Birden kapı tıklatıldı ve içeriye bir adam girdi. Kesin William budur diye düşünüyordumki adam,

"William Jones'un arabası geldi. Kendileri birazdan burada olur." diyince William'ı iyice merak etmiştim.

Melody

İçeriye güneş gözlüklü,bordo ve siyahın mükemmel uyumuyla tasarlanmış takım elbiseli çok şık bir beyefendi geldi. İşte bizim meşur William gelmişti.  Andrew'le beraraber ayağa kalkarak merhabalaştık. William oturur oturmaz Andrew konuya girdi.
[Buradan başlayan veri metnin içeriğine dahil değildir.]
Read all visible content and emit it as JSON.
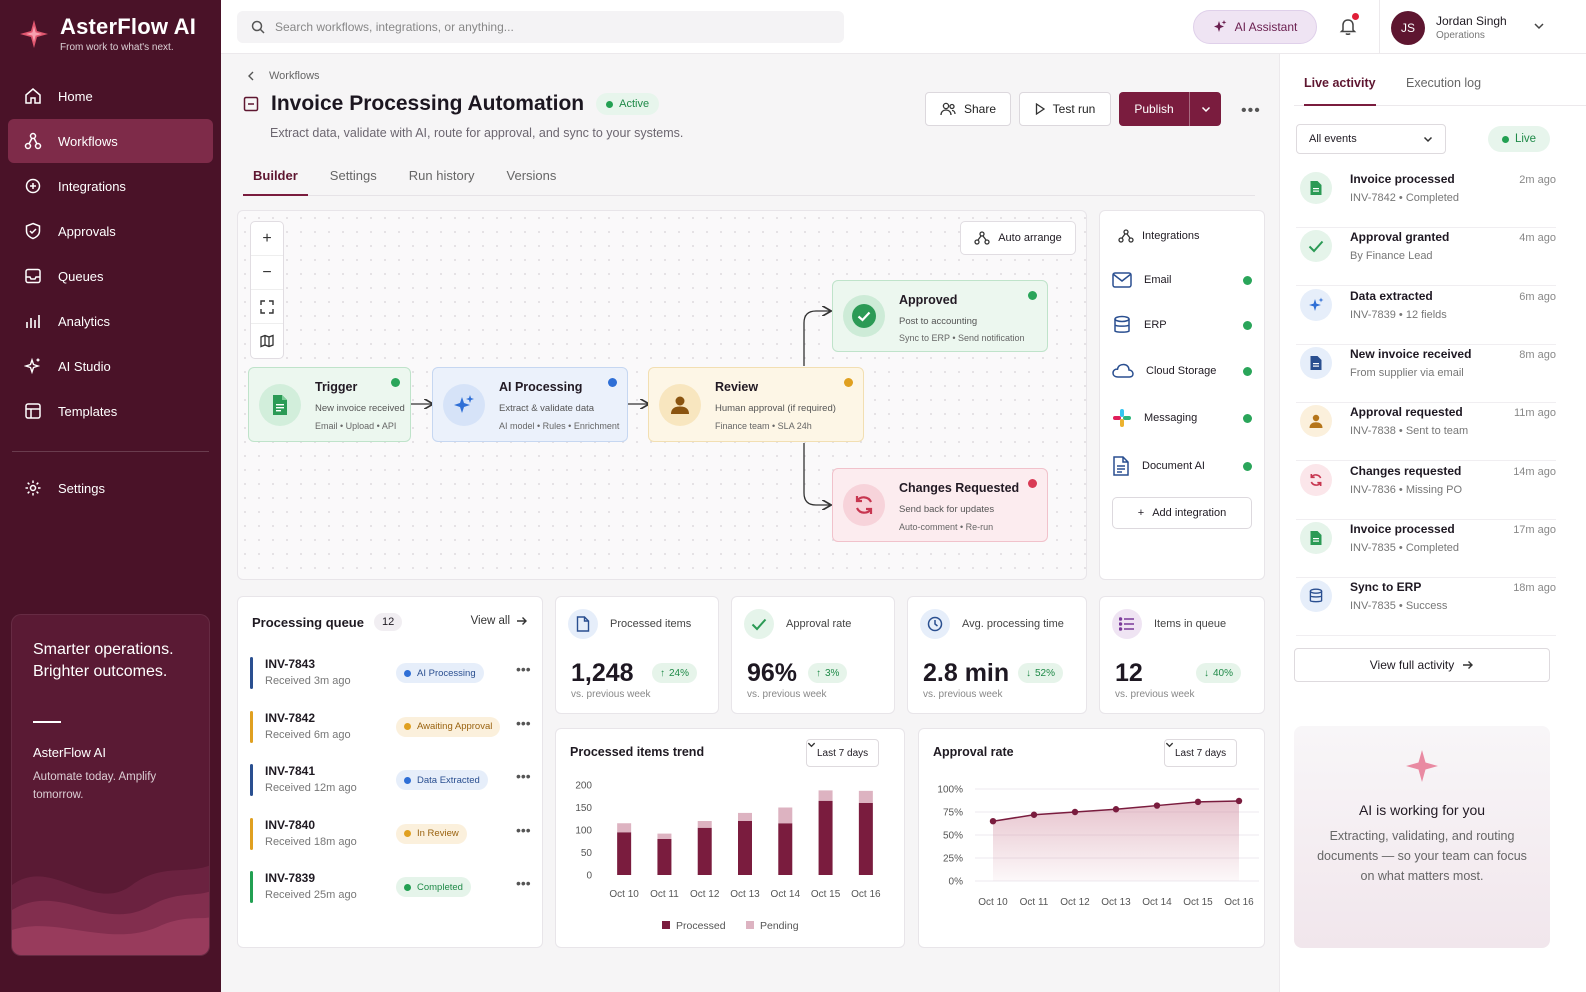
{
  "brand": {
    "name": "AsterFlow AI",
    "tagline": "From work to what's next."
  },
  "sidebar": {
    "items": [
      {
        "label": "Home",
        "icon": "home-icon"
      },
      {
        "label": "Workflows",
        "icon": "workflow-icon",
        "active": true
      },
      {
        "label": "Integrations",
        "icon": "integrations-icon"
      },
      {
        "label": "Approvals",
        "icon": "approval-icon"
      },
      {
        "label": "Queues",
        "icon": "inbox-icon"
      },
      {
        "label": "Analytics",
        "icon": "bar-chart-icon"
      },
      {
        "label": "AI Studio",
        "icon": "sparkle-icon"
      },
      {
        "label": "Templates",
        "icon": "template-icon"
      }
    ],
    "settings": "Settings",
    "promo": {
      "title": "Smarter operations. Brighter outcomes.",
      "brand": "AsterFlow AI",
      "subtitle": "Automate today. Amplify tomorrow."
    }
  },
  "topbar": {
    "search_placeholder": "Search workflows, integrations, or anything...",
    "ai_assistant": "AI Assistant",
    "user": {
      "initials": "JS",
      "name": "Jordan Singh",
      "role": "Operations"
    }
  },
  "header": {
    "breadcrumb": "Workflows",
    "title": "Invoice Processing Automation",
    "status": "Active",
    "subtitle": "Extract data, validate with AI, route for approval, and sync to your systems.",
    "share": "Share",
    "test_run": "Test run",
    "publish": "Publish"
  },
  "tabs": [
    "Builder",
    "Settings",
    "Run history",
    "Versions"
  ],
  "builder": {
    "auto_arrange": "Auto arrange",
    "nodes": {
      "trigger": {
        "title": "Trigger",
        "desc": "New invoice received",
        "meta": "Email • Upload • API"
      },
      "ai": {
        "title": "AI Processing",
        "desc": "Extract & validate data",
        "meta": "AI model • Rules • Enrichment"
      },
      "review": {
        "title": "Review",
        "desc": "Human approval (if required)",
        "meta": "Finance team • SLA 24h"
      },
      "approved": {
        "title": "Approved",
        "desc": "Post to accounting",
        "meta": "Sync to ERP • Send notification"
      },
      "changes": {
        "title": "Changes Requested",
        "desc": "Send back for updates",
        "meta": "Auto-comment • Re-run"
      }
    }
  },
  "integrations": {
    "title": "Integrations",
    "items": [
      "Email",
      "ERP",
      "Cloud Storage",
      "Messaging",
      "Document AI"
    ],
    "add": "Add integration"
  },
  "queue": {
    "title": "Processing queue",
    "count": "12",
    "view_all": "View all",
    "rows": [
      {
        "id": "INV-7843",
        "received": "Received 3m ago",
        "status": "AI Processing",
        "color": "#2f6fd6"
      },
      {
        "id": "INV-7842",
        "received": "Received 6m ago",
        "status": "Awaiting Approval",
        "color": "#e0a020"
      },
      {
        "id": "INV-7841",
        "received": "Received 12m ago",
        "status": "Data Extracted",
        "color": "#2f6fd6"
      },
      {
        "id": "INV-7840",
        "received": "Received 18m ago",
        "status": "In Review",
        "color": "#e0a020"
      },
      {
        "id": "INV-7839",
        "received": "Received 25m ago",
        "status": "Completed",
        "color": "#22a052"
      }
    ]
  },
  "kpis": [
    {
      "label": "Processed items",
      "value": "1,248",
      "delta": "24%",
      "dir": "up",
      "sub": "vs. previous week"
    },
    {
      "label": "Approval rate",
      "value": "96%",
      "delta": "3%",
      "dir": "up",
      "sub": "vs. previous week"
    },
    {
      "label": "Avg. processing time",
      "value": "2.8 min",
      "delta": "52%",
      "dir": "down",
      "sub": "vs. previous week"
    },
    {
      "label": "Items in queue",
      "value": "12",
      "delta": "40%",
      "dir": "down",
      "sub": "vs. previous week"
    }
  ],
  "chart_data": [
    {
      "type": "bar",
      "title": "Processed items trend",
      "range": "Last 7 days",
      "categories": [
        "Oct 10",
        "Oct 11",
        "Oct 12",
        "Oct 13",
        "Oct 14",
        "Oct 15",
        "Oct 16"
      ],
      "stacked": true,
      "series": [
        {
          "name": "Processed",
          "color": "#7a1c3e",
          "values": [
            95,
            80,
            105,
            120,
            115,
            165,
            160
          ]
        },
        {
          "name": "Pending",
          "color": "#ddb3c1",
          "values": [
            20,
            12,
            15,
            18,
            35,
            23,
            27
          ]
        }
      ],
      "ylim": [
        0,
        200
      ],
      "yticks": [
        "200",
        "150",
        "100",
        "50",
        "0"
      ]
    },
    {
      "type": "area",
      "title": "Approval rate",
      "range": "Last 7 days",
      "categories": [
        "Oct 10",
        "Oct 11",
        "Oct 12",
        "Oct 13",
        "Oct 14",
        "Oct 15",
        "Oct 16"
      ],
      "values": [
        65,
        72,
        75,
        78,
        82,
        86,
        87
      ],
      "ylim": [
        0,
        100
      ],
      "yticks": [
        "100%",
        "75%",
        "50%",
        "25%",
        "0%"
      ]
    }
  ],
  "activity": {
    "tabs": [
      "Live activity",
      "Execution log"
    ],
    "filter": "All events",
    "live": "Live",
    "items": [
      {
        "title": "Invoice processed",
        "sub": "INV-7842 • Completed",
        "time": "2m ago",
        "icon": "document-icon",
        "bg": "#e5f4ea",
        "fg": "#2b9a55"
      },
      {
        "title": "Approval granted",
        "sub": "By Finance Lead",
        "time": "4m ago",
        "icon": "check-icon",
        "bg": "#e5f4ea",
        "fg": "#2b9a55"
      },
      {
        "title": "Data extracted",
        "sub": "INV-7839 • 12 fields",
        "time": "6m ago",
        "icon": "sparkle-icon",
        "bg": "#e6eefa",
        "fg": "#2f6fd6"
      },
      {
        "title": "New invoice received",
        "sub": "From supplier via email",
        "time": "8m ago",
        "icon": "document-icon",
        "bg": "#e6eefa",
        "fg": "#2a4f90"
      },
      {
        "title": "Approval requested",
        "sub": "INV-7838 • Sent to team",
        "time": "11m ago",
        "icon": "user-icon",
        "bg": "#fbf0dc",
        "fg": "#b5751a"
      },
      {
        "title": "Changes requested",
        "sub": "INV-7836 • Missing PO",
        "time": "14m ago",
        "icon": "refresh-icon",
        "bg": "#fbe6ea",
        "fg": "#c73650"
      },
      {
        "title": "Invoice processed",
        "sub": "INV-7835 • Completed",
        "time": "17m ago",
        "icon": "document-icon",
        "bg": "#e5f4ea",
        "fg": "#2b9a55"
      },
      {
        "title": "Sync to ERP",
        "sub": "INV-7835 • Success",
        "time": "18m ago",
        "icon": "database-icon",
        "bg": "#e6eefa",
        "fg": "#2a4f90"
      }
    ],
    "view_full": "View full activity",
    "ai_working": {
      "title": "AI is working for you",
      "desc": "Extracting, validating, and routing documents — so your team can focus on what matters most."
    }
  }
}
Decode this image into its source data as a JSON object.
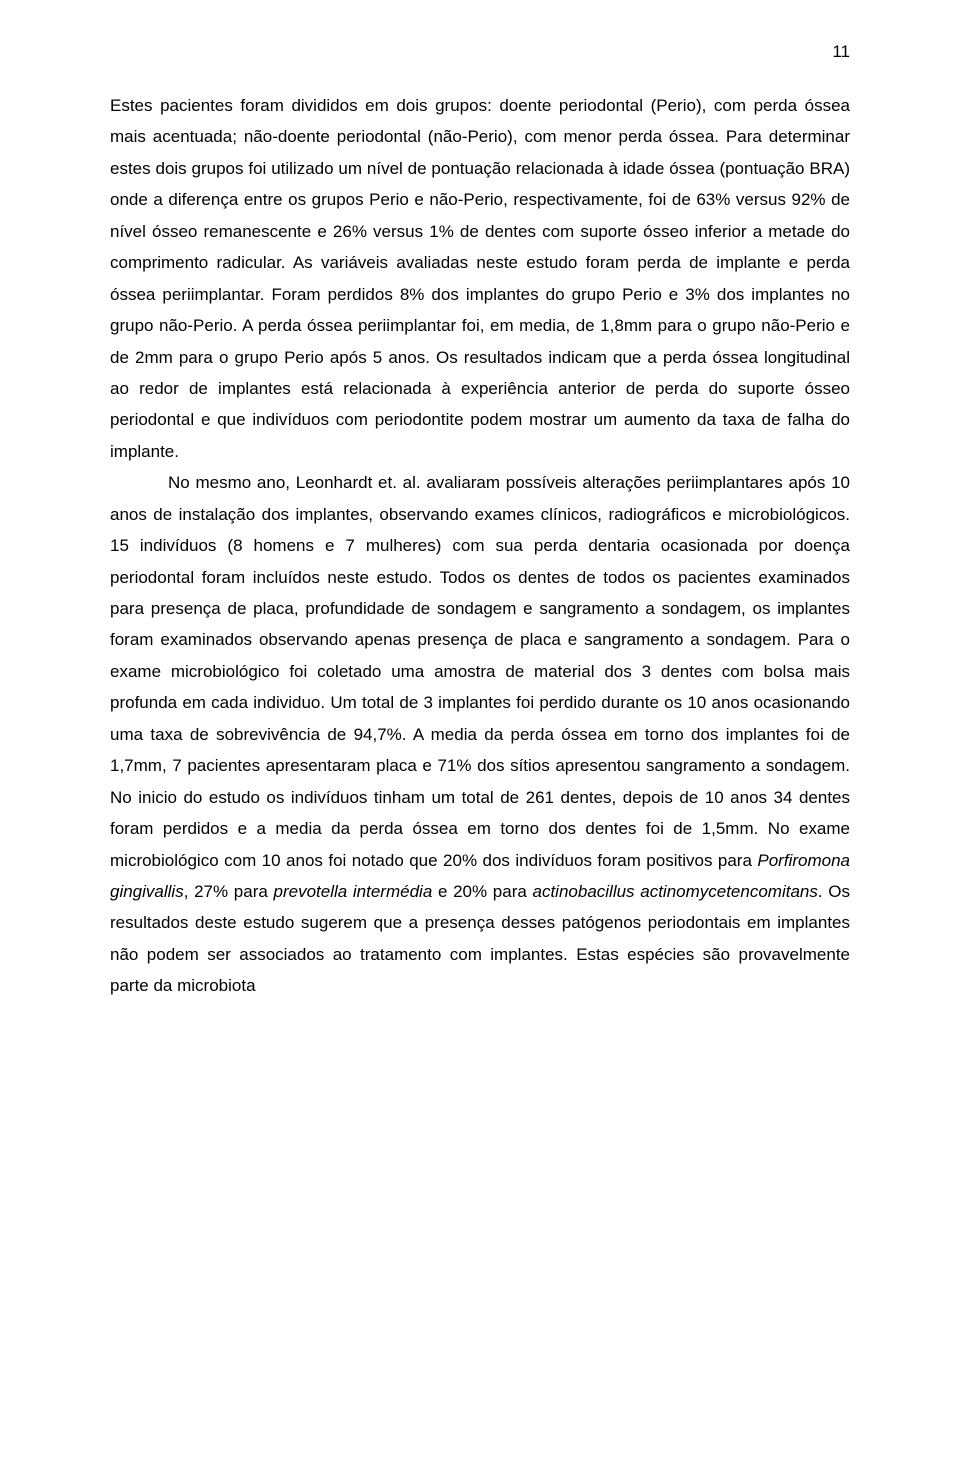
{
  "page_number": "11",
  "para1_prefix": "Estes pacientes foram divididos em dois grupos: doente periodontal (Perio), com perda óssea mais acentuada; não-doente periodontal (não-Perio), com menor perda óssea. Para determinar estes dois grupos foi utilizado um nível de pontuação relacionada à idade óssea (pontuação BRA) onde a diferença entre os grupos Perio e não-Perio, respectivamente, foi de 63% versus 92% de nível ósseo remanescente e 26% versus 1% de dentes com suporte ósseo inferior a metade do comprimento radicular. As variáveis avaliadas neste estudo foram perda de implante e perda óssea periimplantar. Foram perdidos 8% dos implantes do grupo Perio e 3% dos implantes no grupo não-Perio. A perda óssea periimplantar foi, em media, de 1,8mm para o grupo não-Perio e de 2mm para o grupo Perio após 5 anos. Os resultados indicam que a perda óssea longitudinal ao redor de implantes está relacionada à experiência anterior de perda do suporte ósseo periodontal e que indivíduos com periodontite podem mostrar um aumento da taxa de falha do implante.",
  "para2_a": "No mesmo ano, Leonhardt et. al. avaliaram possíveis alterações periimplantares após 10 anos de instalação dos implantes, observando exames clínicos, radiográficos e microbiológicos. 15 indivíduos (8 homens e 7 mulheres) com sua perda dentaria ocasionada por doença periodontal foram incluídos neste estudo. Todos os dentes de todos os pacientes examinados para presença de placa, profundidade de sondagem e sangramento a sondagem, os implantes foram examinados observando apenas presença de placa e sangramento a sondagem. Para o exame microbiológico foi coletado uma amostra de material dos 3 dentes com bolsa mais profunda em cada individuo. Um total de 3 implantes foi perdido durante os 10 anos ocasionando uma taxa de sobrevivência de  94,7%. A media da perda óssea em torno dos implantes foi de 1,7mm, 7 pacientes apresentaram placa e 71% dos sítios apresentou sangramento a sondagem. No inicio do estudo os indivíduos tinham um total de 261 dentes, depois de 10 anos 34 dentes foram perdidos e a media da perda óssea em torno dos dentes foi de 1,5mm. No exame microbiológico com 10 anos foi notado que 20% dos indivíduos foram positivos para ",
  "italic1": "Porfiromona gingivallis",
  "para2_b": ", 27% para ",
  "italic2": "prevotella intermédia",
  "para2_c": " e 20% para ",
  "italic3": "actinobacillus actinomycetencomitans",
  "para2_d": ". Os resultados deste estudo sugerem que a presença desses patógenos periodontais em implantes não podem ser associados ao tratamento com implantes. Estas espécies são provavelmente parte da microbiota"
}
"İşte size bahsettiğim arkadaşım William Jones. Kendisinin çok ünlü bir müzik şirketi var. Artık sizin menajeriniz olduğuma göre kafede şarkı söylemek yerine profesyonel bir müzik şirketiyle çalışmanızı sağlamak benim görevim." 

"Bizim için ne kadar çok şey yaptınız, size minnettarız."

"Gerçekten çok teşşekkür ederiz."

" Size borcumuzu nasıl öderiz. Ne kadar teşekkür etsek az." gibi daha bir çok şey söylüyorduk. Andrew ise hala görevinin bu olduğunu ve önemli olmadığını söylüyordu. William çalışmamız için gelebileceğimiz saat ve günlerin bir listesini verdi. Ayrıca bir de kat numarası verdi ve numarasını görünce o kadar şaşırdımki ağzımın açıldığının farkına varır varmaz hemen kapattım. Kat numarası 70'ti. Bunu görünce birden kendimi alamayıp biraz da boş bulunarak,

"Binanız kaç katlı acaba? Gökdelen falan mı? Her katta kimin olduğunu nerden biliyorsunuz ? Bunun bir listesi var mı?" diye adamı soru yağmuruna tutmuştum. Kızlar bana bakıyordu. Sanırım şimdiden rezil olmuştum. Ama daha çok erken diye içimden geçirirken William'ın sesiyle birden  irkildim.

"Bina 120 katlı ve evet bir gökdelen. Ayrıca dediğin gibi bir listem var." dedi çok cool bir şekilde. Anladım anlamında başımı salladım.